“We’ll keep in touch!”
Every student says that to a friend from school. The promise often falls short once students get home. As campus empties and everyone slips back into their home routines, the late-night hangouts soon become a distant memory. Backpacks are dumped in childhood bedrooms, group chats fade and the communication that once felt effortless suddenly disappears — not because of drama or disagreement, but because of the pull of another life.
“It’s like I completely detach the minute I walk into my house,” said junior psychology student Antonia Cannizzaro. “It’s not intentional, it just happens.”
For many students, this isn’t just a change of scenery, but a change of identity.
Cannizzaro said she “completely turns off ‘school me’ the second I get home,” a feeling she’s noticed every break since her freshman year.
When those shared spaces and routines disappear, school friendships begin to require effort – something many students struggle to initiate.
Researchers call this phenomenon context-dependent identity – the way different environments activate different versions of ourselves.
Senior history student Malcolm Whitmore said, “It really does feel like two different versions of me.”
A 2025 study in Applied Psychology: Health and Well-Being said that students often ‘deactivate’ their campus identities during breaks because their home routines, roles and relationships take over. When that identity fades, the friendships tied to it fade, as well.
“Sometimes when I’m home for a long period of time, I forget that school even exists,” said Cannizzaro.
Commuters deal with a different version of that, one that happens even when the semester is in full swing. Instead of fighting a context-dependent identity, commuters have physical social barriers like distance, time and home schedules. Friendships in college rely on campus time, which weighs heavily on commuters as they divvy up hours on and off campus.
Whitmore, who is also a commuter, said, “It’s like two different worlds, I only see my friends when I’m on campus.”
When Whitmore is home, he is balancing coursework with his job, fulfilling responsibilities at both home and school. Research from the Journal of Applied Developmental Psychology says that commuters experience different social pressures than residential students. Their friendships rely less on proximity and more on active effort, making the silence feel normal and predictable, something Whitmore said he feels every break.
“During breaks, it definitely gets a little lonely,” he said. “School is the only time I get to see them, so when it’s not in session… I miss them a lot.”
While commuters navigate distance in miles, resident assistants witness up close how distance reshapes friendships. RAs spend breaks watching floors empty and then return months later with completely different dynamics.
Former RA Caroline Morris said this shift was impossible to miss.
“As an RA, you notice everything shift,” Morris said. “People come back from break acting totally different with each other.”
For Morris, the changes were even more dramatic when she worked abroad in Prato. After breaks, she said friend groups returned looking nothing like they did before.
“Some groups weren’t friends anymore, and others suddenly became besties,” she said. “Breaks changed all the dynamics completely.”
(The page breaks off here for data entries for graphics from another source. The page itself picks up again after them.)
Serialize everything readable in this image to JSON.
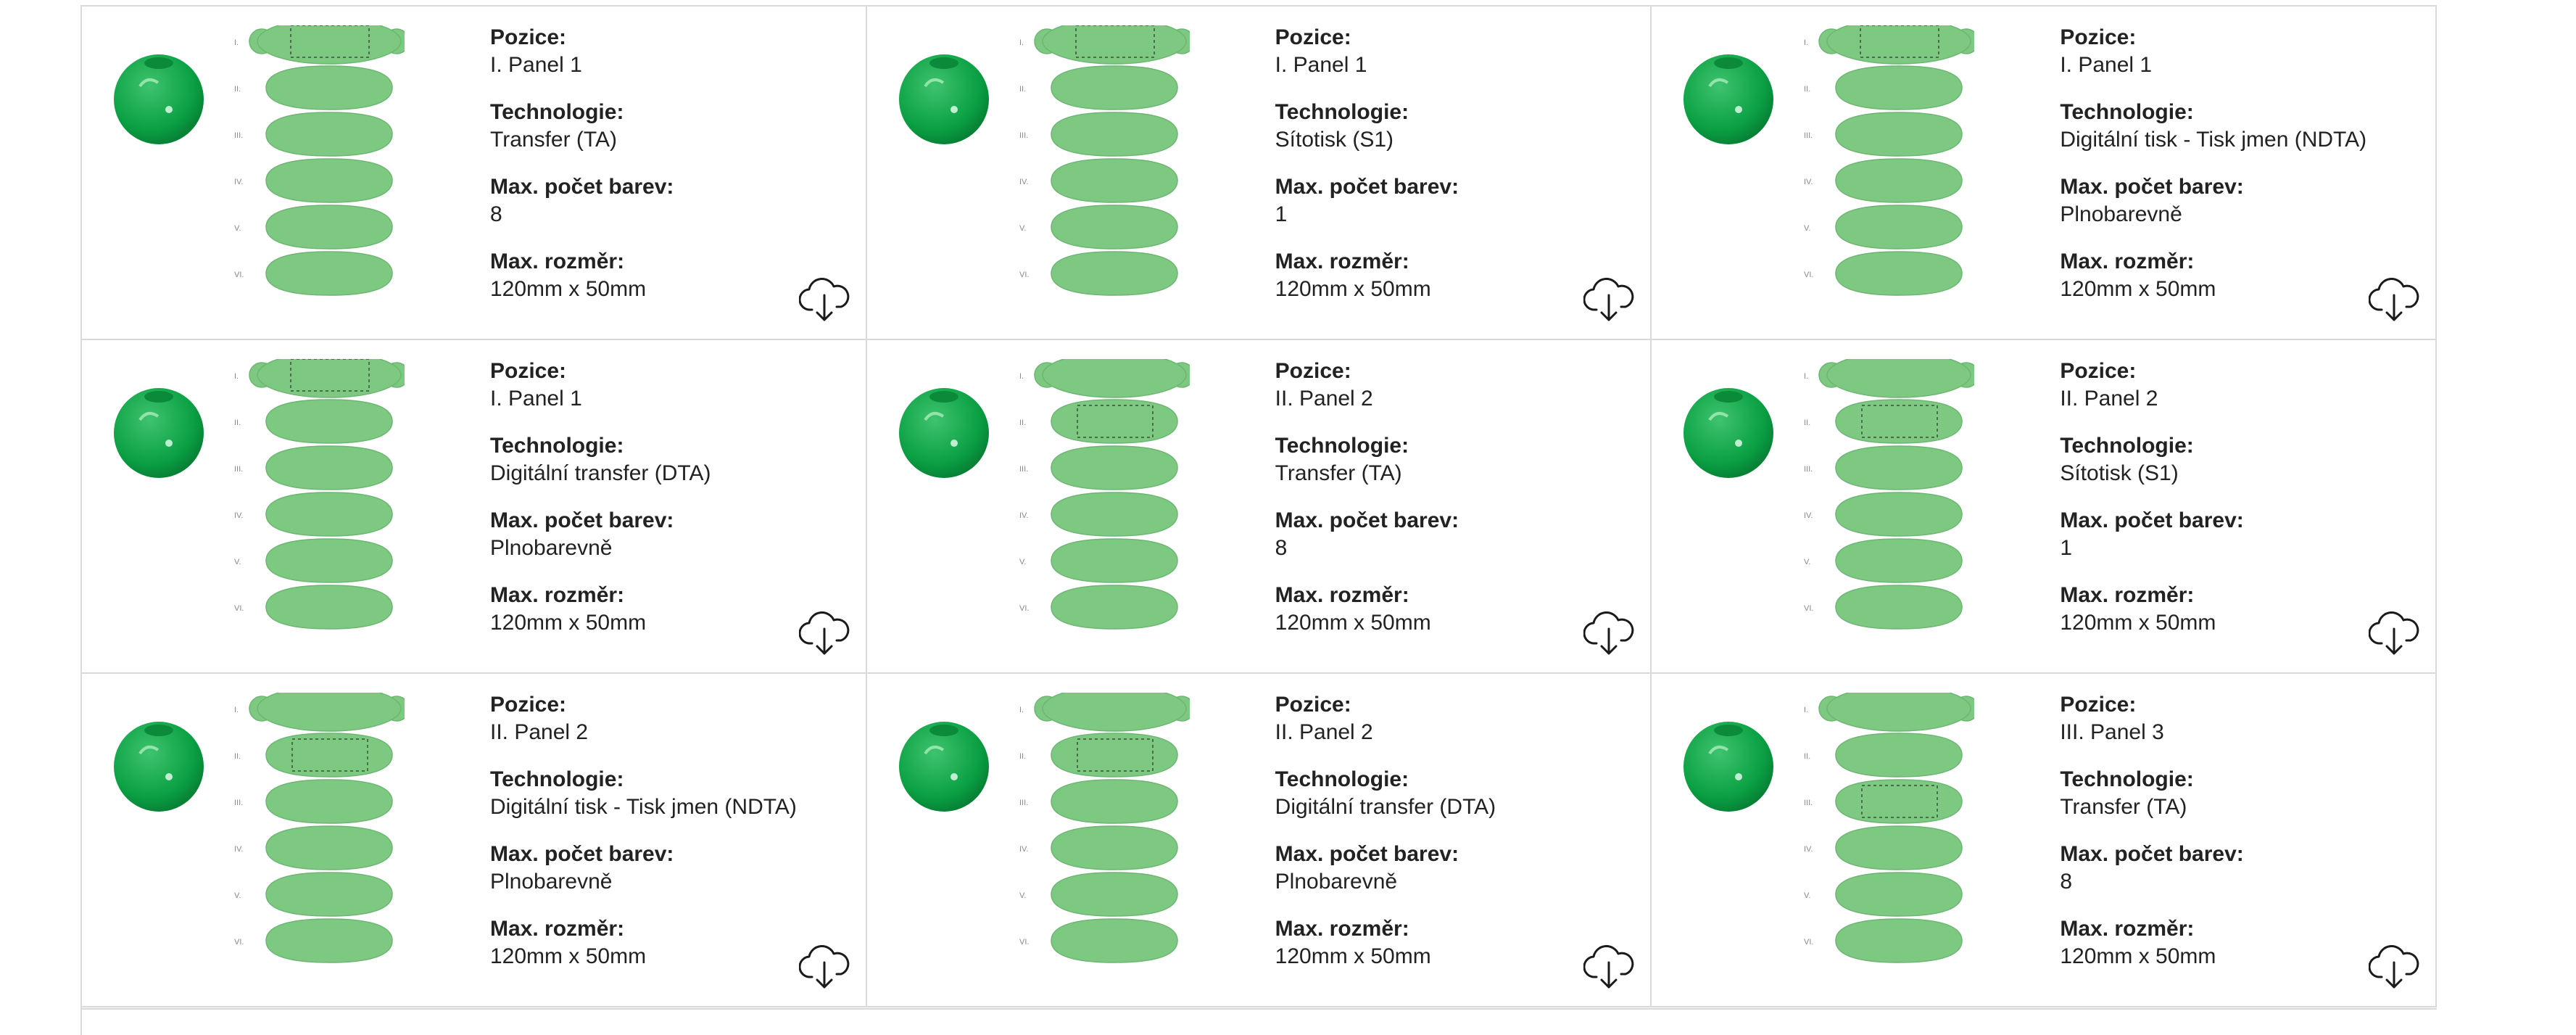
{
  "labels": {
    "position": "Pozice:",
    "technology": "Technologie:",
    "max_colors": "Max. počet barev:",
    "max_size": "Max. rozměr:"
  },
  "panel_row_markers": [
    "I.",
    "II.",
    "III.",
    "IV.",
    "V.",
    "VI."
  ],
  "colors": {
    "ball": "#0aa043",
    "panel": "#7ec982",
    "panel_stroke": "#6cb672",
    "border": "#d9d9d9"
  },
  "icons": {
    "download": "cloud-download-icon"
  },
  "cards": [
    {
      "position": "I. Panel 1",
      "technology": "Transfer (TA)",
      "max_colors": "8",
      "max_size": "120mm x 50mm",
      "highlight": 1
    },
    {
      "position": "I. Panel 1",
      "technology": "Sítotisk (S1)",
      "max_colors": "1",
      "max_size": "120mm x 50mm",
      "highlight": 1
    },
    {
      "position": "I. Panel 1",
      "technology": "Digitální tisk - Tisk jmen (NDTA)",
      "max_colors": "Plnobarevně",
      "max_size": "120mm x 50mm",
      "highlight": 1
    },
    {
      "position": "I. Panel 1",
      "technology": "Digitální transfer (DTA)",
      "max_colors": "Plnobarevně",
      "max_size": "120mm x 50mm",
      "highlight": 1
    },
    {
      "position": "II. Panel 2",
      "technology": "Transfer (TA)",
      "max_colors": "8",
      "max_size": "120mm x 50mm",
      "highlight": 2
    },
    {
      "position": "II. Panel 2",
      "technology": "Sítotisk (S1)",
      "max_colors": "1",
      "max_size": "120mm x 50mm",
      "highlight": 2
    },
    {
      "position": "II. Panel 2",
      "technology": "Digitální tisk - Tisk jmen (NDTA)",
      "max_colors": "Plnobarevně",
      "max_size": "120mm x 50mm",
      "highlight": 2
    },
    {
      "position": "II. Panel 2",
      "technology": "Digitální transfer (DTA)",
      "max_colors": "Plnobarevně",
      "max_size": "120mm x 50mm",
      "highlight": 2
    },
    {
      "position": "III. Panel 3",
      "technology": "Transfer (TA)",
      "max_colors": "8",
      "max_size": "120mm x 50mm",
      "highlight": 3
    }
  ]
}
Research from Braskamp and Engberg in 2011 shows that students who live or study abroad often undergo significant shifts in identity as they move between cultures, a transition that can strain social relationships during and after breaks. Morris believes this is why friendships were harder to maintain.
“Everyone was focused on what was going on at home,” Morris said. “They’d be trying to catch up with family, so reaching out to friends didn’t always happen – not because they didn’t care, there was just too much going on.”
In a place where home was a continent away, Morris said the silence wasn’t personal – it was inevitable. Students weren’t just stepping out of campus life, but into completely new worlds.
In the end, the silence between semesters isn’t rejection, but a transition. Students aren’t slipping away from friends, but back into lives they paused before they left for school. Between shifts at home, family routines and different time zones, staying connected becomes less automatic and more intentional.
The quiet does not mean the connection is gone. As the semester picks back up, backpacks are repacked, group chats are revived and routines are rebuilt. Students return to the version of themselves that lives here – late-night talks, shared classes and the people who make campus feel like something close to home again.
Breaks scatter students, but real friendships find their way back to each other through the silence.